If it's in the same complex I'd suggest that it is as good a market value as you will get, and adjusting your holding value would make sense. Pro-rating based on the initial sales price is as good a methodology as any.
It's probably a good 'guestimate' as to the current market value for your house, but if you want to calculate an approximate value each month I'd simply look up the average sales price data for your postcode (figures are published each month eg. https://www.realestate.com.au/neighbourhoods/ ) and calculate the initial ratio of your purchase price to the suburb average, and then use that to calculate an estimated house valuation each month based on price movements in your suburb.
The postcode average sales price data tends to be a bit 'laggy' though, as they publish 12 or 6 month moving average (which does help 'smooth' the data a bit, as it can get skewed if there are several expensive or cheap houses sold in your suburb in a particular month).
Alternatively you can use the RPdata monthly index for your city (http://www.corelogic.com.au/research/monthly-indices.html), which is a better measure of the overall market (and is up-to-date), but it doesn't reflect the situation in your particular suburb.
Whatever method you pick is only ever going to be a rough guide, but I still like having a monthly figure to plug into my NW calculation rather than simply leave it at 'cost' or do an infrequent ad hoc price up date.
How close any estimate is to 'reality' will never be known, as the only prices that matter are the one you paid, and the one you actually get if and when you sell it. There is also the assumption that you actually paid 'fair market value' when you bought it, and that you'll get market value when you sell it.
Just pick a method and stick to it. I found that the 'suburb average sales price' was difficult to use in practice, as these 'free' services come and go, and each one has a slightly different way of calculating the figure. The RP data is more likely to be available over the long-term and use a consistent method, so that might be the way to go. You could even set up some web scraping software to automatically get the daily index value ;)
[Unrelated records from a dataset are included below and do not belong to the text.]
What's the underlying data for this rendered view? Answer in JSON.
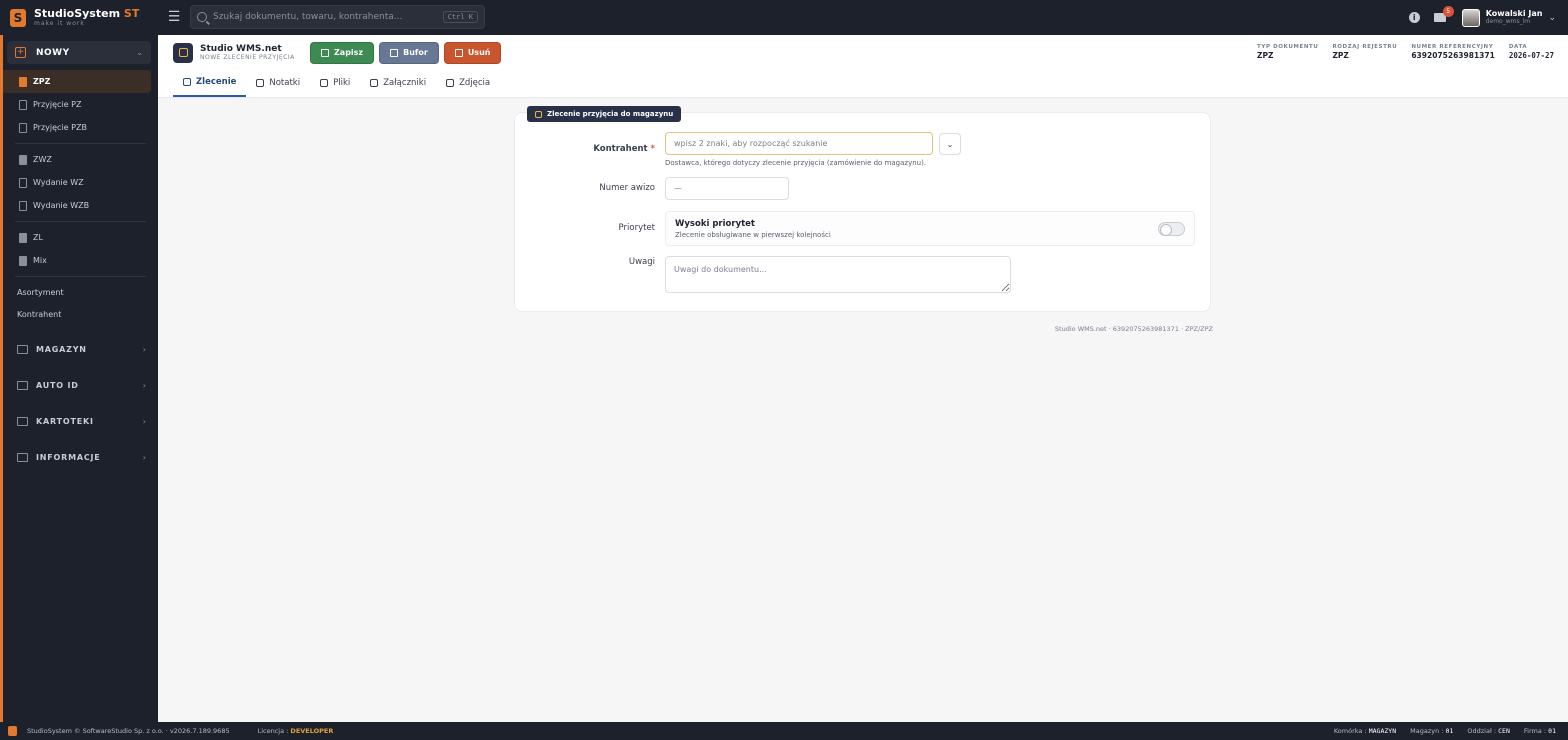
{
  "brand": {
    "name": "StudioSystem",
    "suffix": "ST",
    "tagline": "make it work"
  },
  "search": {
    "placeholder": "Szukaj dokumentu, towaru, kontrahenta...",
    "shortcut": "Ctrl K"
  },
  "topbar": {
    "mail_count": "5",
    "user_name": "Kowalski Jan",
    "user_login": "demo_wms_lm"
  },
  "sidebar": {
    "new_label": "NOWY",
    "items": [
      {
        "label": "ZPZ",
        "active": true
      },
      {
        "label": "Przyjęcie PZ"
      },
      {
        "label": "Przyjęcie PZB"
      },
      {
        "label": "ZWZ"
      },
      {
        "label": "Wydanie WZ"
      },
      {
        "label": "Wydanie WZB"
      },
      {
        "label": "ZL"
      },
      {
        "label": "Mix"
      }
    ],
    "plain": [
      "Asortyment",
      "Kontrahent"
    ],
    "groups": [
      "MAGAZYN",
      "AUTO ID",
      "KARTOTEKI",
      "INFORMACJE"
    ]
  },
  "doc": {
    "title": "Studio WMS.net",
    "subtitle": "NOWE ZLECENIE PRZYJĘCIA",
    "buttons": {
      "save": "Zapisz",
      "buffer": "Bufor",
      "delete": "Usuń"
    },
    "meta": [
      {
        "label": "TYP DOKUMENTU",
        "value": "ZPZ"
      },
      {
        "label": "RODZAJ REJESTRU",
        "value": "ZPZ"
      },
      {
        "label": "NUMER REFERENCYJNY",
        "value": "6392075263981371"
      },
      {
        "label": "DATA",
        "value": "2026-07-27"
      }
    ]
  },
  "tabs": [
    "Zlecenie",
    "Notatki",
    "Pliki",
    "Załączniki",
    "Zdjęcia"
  ],
  "form": {
    "section": "Zlecenie przyjęcia do magazynu",
    "kontrahent_label": "Kontrahent",
    "kontrahent_placeholder": "wpisz 2 znaki, aby rozpocząć szukanie",
    "kontrahent_help": "Dostawca, którego dotyczy zlecenie przyjęcia (zamówienie do magazynu).",
    "awizo_label": "Numer awizo",
    "awizo_placeholder": "—",
    "priority_label": "Priorytet",
    "priority_title": "Wysoki priorytet",
    "priority_desc": "Zlecenie obsługiwane w pierwszej kolejności",
    "notes_label": "Uwagi",
    "notes_placeholder": "Uwagi do dokumentu..."
  },
  "footer_ref": "Studio WMS.net · 6392075263981371 · ZPZ/ZPZ",
  "status": {
    "copyright": "StudioSystem © SoftwareStudio Sp. z o.o. · v2026.7.189.9685",
    "license_label": "Licencja :",
    "license_value": "DEVELOPER",
    "cell_label": "Komórka :",
    "cell_value": "MAGAZYN",
    "warehouse_label": "Magazyn :",
    "warehouse_value": "01",
    "branch_label": "Oddział :",
    "branch_value": "CEN",
    "company_label": "Firma :",
    "company_value": "01"
  }
}
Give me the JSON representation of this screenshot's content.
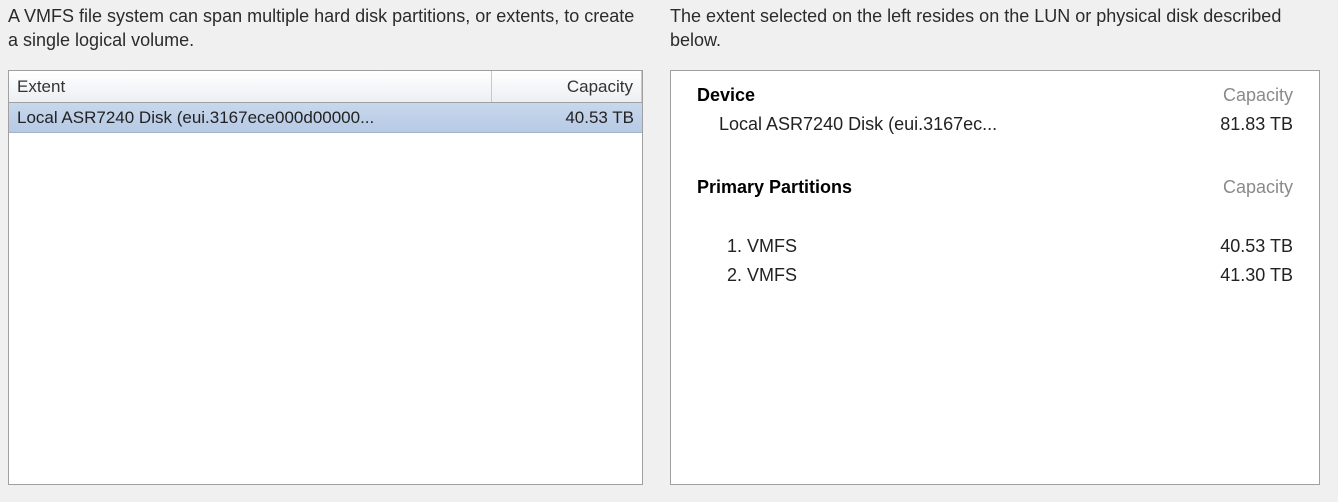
{
  "left": {
    "description": "A VMFS file system can span multiple hard disk partitions, or extents, to create a single logical volume.",
    "columns": {
      "extent": "Extent",
      "capacity": "Capacity"
    },
    "rows": [
      {
        "extent": "Local ASR7240 Disk (eui.3167ece000d00000...",
        "capacity": "40.53 TB"
      }
    ]
  },
  "right": {
    "description": "The extent selected on the left resides on the LUN or physical disk described below.",
    "device": {
      "heading": "Device",
      "capacity_label": "Capacity",
      "name": "Local ASR7240 Disk (eui.3167ec...",
      "capacity": "81.83 TB"
    },
    "partitions": {
      "heading": "Primary Partitions",
      "capacity_label": "Capacity",
      "items": [
        {
          "label": "1. VMFS",
          "capacity": "40.53 TB"
        },
        {
          "label": "2. VMFS",
          "capacity": "41.30 TB"
        }
      ]
    }
  }
}
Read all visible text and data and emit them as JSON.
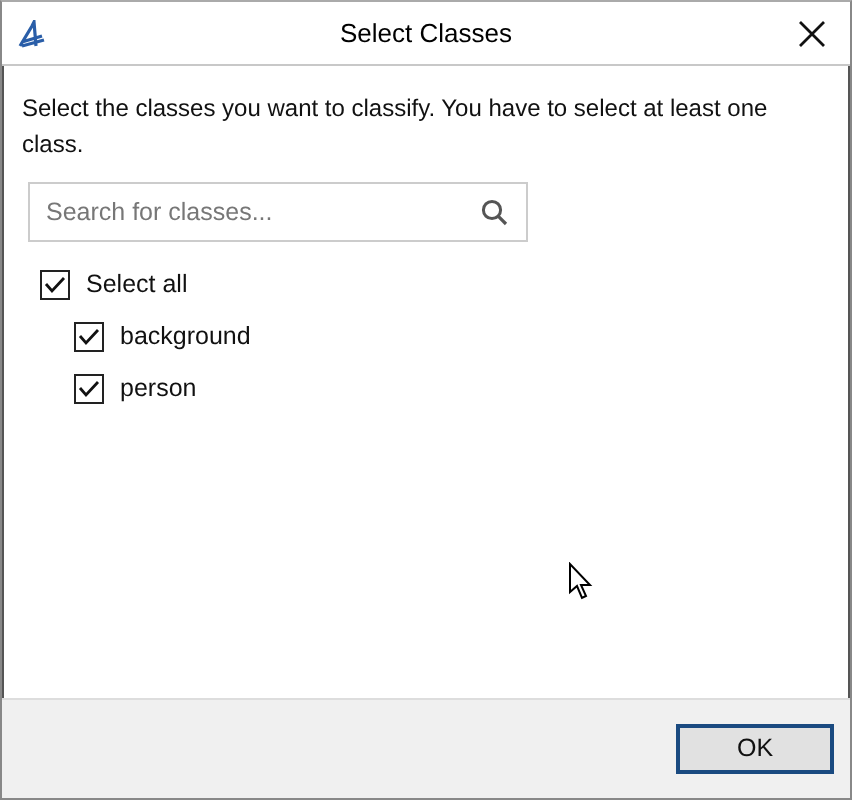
{
  "window": {
    "title": "Select Classes"
  },
  "instructions": "Select the classes you want to classify. You have to select at least one class.",
  "search": {
    "placeholder": "Search for classes..."
  },
  "tree": [
    {
      "label": "Select all",
      "checked": true,
      "children": [
        {
          "label": "background",
          "checked": true
        },
        {
          "label": "person",
          "checked": true
        }
      ]
    }
  ],
  "buttons": [
    {
      "label": "OK",
      "kind": "default"
    }
  ]
}
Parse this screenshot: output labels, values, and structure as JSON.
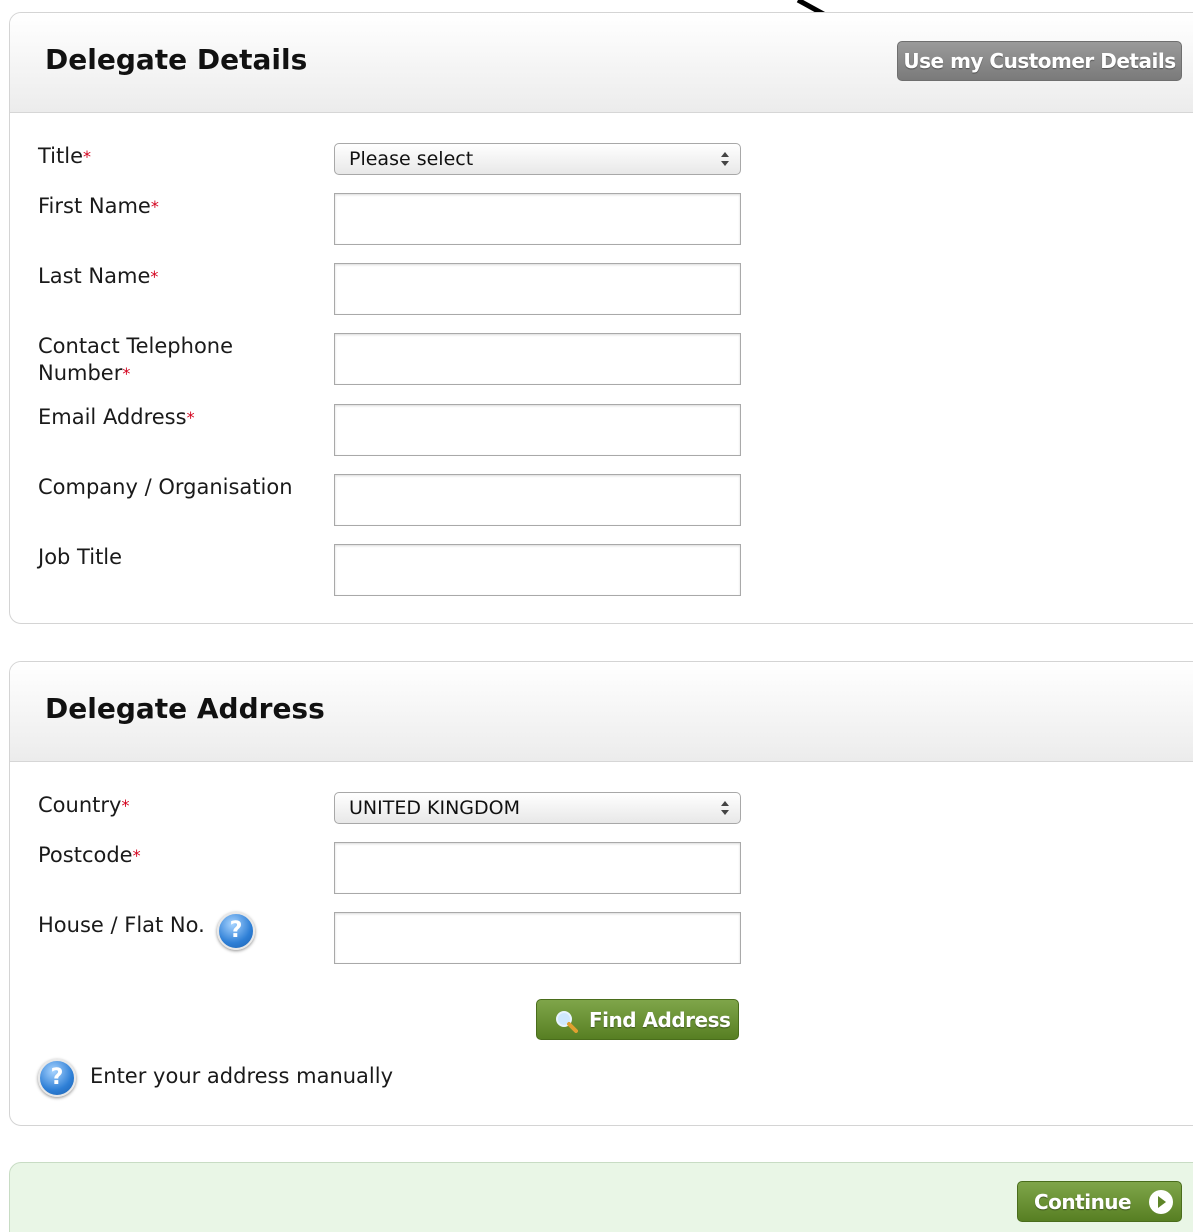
{
  "delegate_details": {
    "title": "Delegate Details",
    "use_customer_details_label": "Use my Customer Details",
    "fields": {
      "title": {
        "label": "Title",
        "value": "Please select"
      },
      "first_name": {
        "label": "First Name",
        "value": ""
      },
      "last_name": {
        "label": "Last Name",
        "value": ""
      },
      "telephone": {
        "label_line1": "Contact Telephone",
        "label_line2": "Number",
        "value": ""
      },
      "email": {
        "label": "Email Address",
        "value": ""
      },
      "company": {
        "label": "Company / Organisation",
        "value": ""
      },
      "job_title": {
        "label": "Job Title",
        "value": ""
      }
    },
    "required_marker": "*"
  },
  "delegate_address": {
    "title": "Delegate Address",
    "fields": {
      "country": {
        "label": "Country",
        "value": "UNITED KINGDOM"
      },
      "postcode": {
        "label": "Postcode",
        "value": ""
      },
      "house": {
        "label": "House / Flat No.",
        "value": ""
      }
    },
    "find_address_label": "Find Address",
    "manual_address_label": "Enter your address manually",
    "help_glyph": "?"
  },
  "footer": {
    "continue_label": "Continue"
  },
  "colors": {
    "required": "#d3001c",
    "green_button": "#6a9235",
    "grey_button": "#8a8a8a",
    "footer_bg": "#e9f6e6"
  },
  "icons": [
    "arrow-annotation-icon",
    "select-arrows-icon",
    "help-icon",
    "magnifier-icon",
    "play-circle-icon"
  ]
}
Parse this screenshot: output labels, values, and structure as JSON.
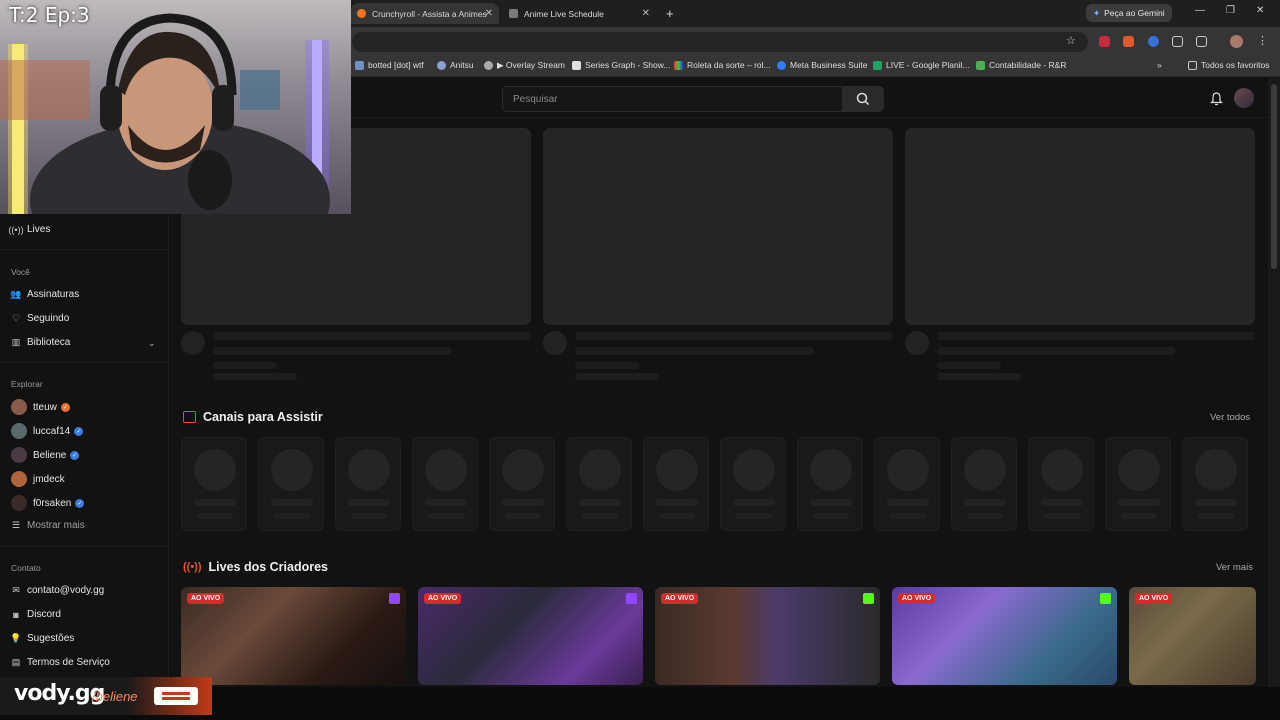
{
  "browser": {
    "tabs": [
      {
        "label": "Crunchyroll - Assista a Animes",
        "active": true
      },
      {
        "label": "Anime Live Schedule",
        "active": false
      }
    ],
    "new_tab": "+",
    "gemini_label": "Peça ao Gemini",
    "bookmarks": [
      "botted [dot] wtf",
      "Anitsu",
      "▶ Overlay Stream",
      "Series Graph - Show...",
      "Roleta da sorte – rol...",
      "Meta Business Suite",
      "LIVE - Google Planil...",
      "Contabilidade - R&R"
    ],
    "bookmarks_more": "»",
    "all_favorites": "Todos os favoritos"
  },
  "webcam": {
    "title": "T:2 Ep:3"
  },
  "search": {
    "placeholder": "Pesquisar"
  },
  "sidebar": {
    "lives": "Lives",
    "voce_heading": "Você",
    "voce_items": [
      "Assinaturas",
      "Seguindo",
      "Biblioteca"
    ],
    "explorar_heading": "Explorar",
    "channels": [
      {
        "name": "tteuw",
        "verified_color": "#e8722a"
      },
      {
        "name": "luccaf14",
        "verified_color": "#3d7be0"
      },
      {
        "name": "Beliene",
        "verified_color": "#3d7be0"
      },
      {
        "name": "jmdeck",
        "verified_color": ""
      },
      {
        "name": "f0rsaken",
        "verified_color": "#3d7be0"
      }
    ],
    "show_more": "Mostrar mais",
    "contato_heading": "Contato",
    "contato_items": [
      "contato@vody.gg",
      "Discord",
      "Sugestões",
      "Termos de Serviço"
    ]
  },
  "sections": {
    "canais_title": "Canais para Assistir",
    "canais_link": "Ver todos",
    "lives_title": "Lives dos Criadores",
    "lives_link": "Ver mais"
  },
  "live_cards": [
    {
      "badge": "AO VIVO",
      "platform": "twitch"
    },
    {
      "badge": "AO VIVO",
      "platform": "twitch"
    },
    {
      "badge": "AO VIVO",
      "platform": "kick"
    },
    {
      "badge": "AO VIVO",
      "platform": "kick"
    },
    {
      "badge": "AO VIVO",
      "platform": ""
    }
  ],
  "overlay": {
    "brand": "vody.gg",
    "channel": "/beliene"
  },
  "colors": {
    "accent": "#e1532a",
    "live": "#d72a2a",
    "verified": "#3d7be0",
    "twitch": "#9146ff",
    "kick": "#53fc18"
  }
}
Thanks to both of you for your comments! I looked at the realestate site and it shows a really steep increase in prices for houses in my suburb this year:
https://www.realestate.com.au/neighbourhoods/bruce-2617-act
I think there just must have been a change in the types of properties sold over this period. I think I will stick to the conservative approach of occasional updating based on very similar sales in the immediate neighborhood. I lowered the value to $750k.
I agree, that the house is only worth is how much the other person is ready to pay for it.
What is quite controversial for me is that people are quite obsessed with value of their only property. yet they are continuously making a lot of irrational decision by putting money in the house, which does not change its value.
If you are living in the property, which your bought for yourself and planning to retire in it or live long term, the price of the house is of no of big importance. Please correct me if I am missing something here.
I strongly doubt that we will retire in this house.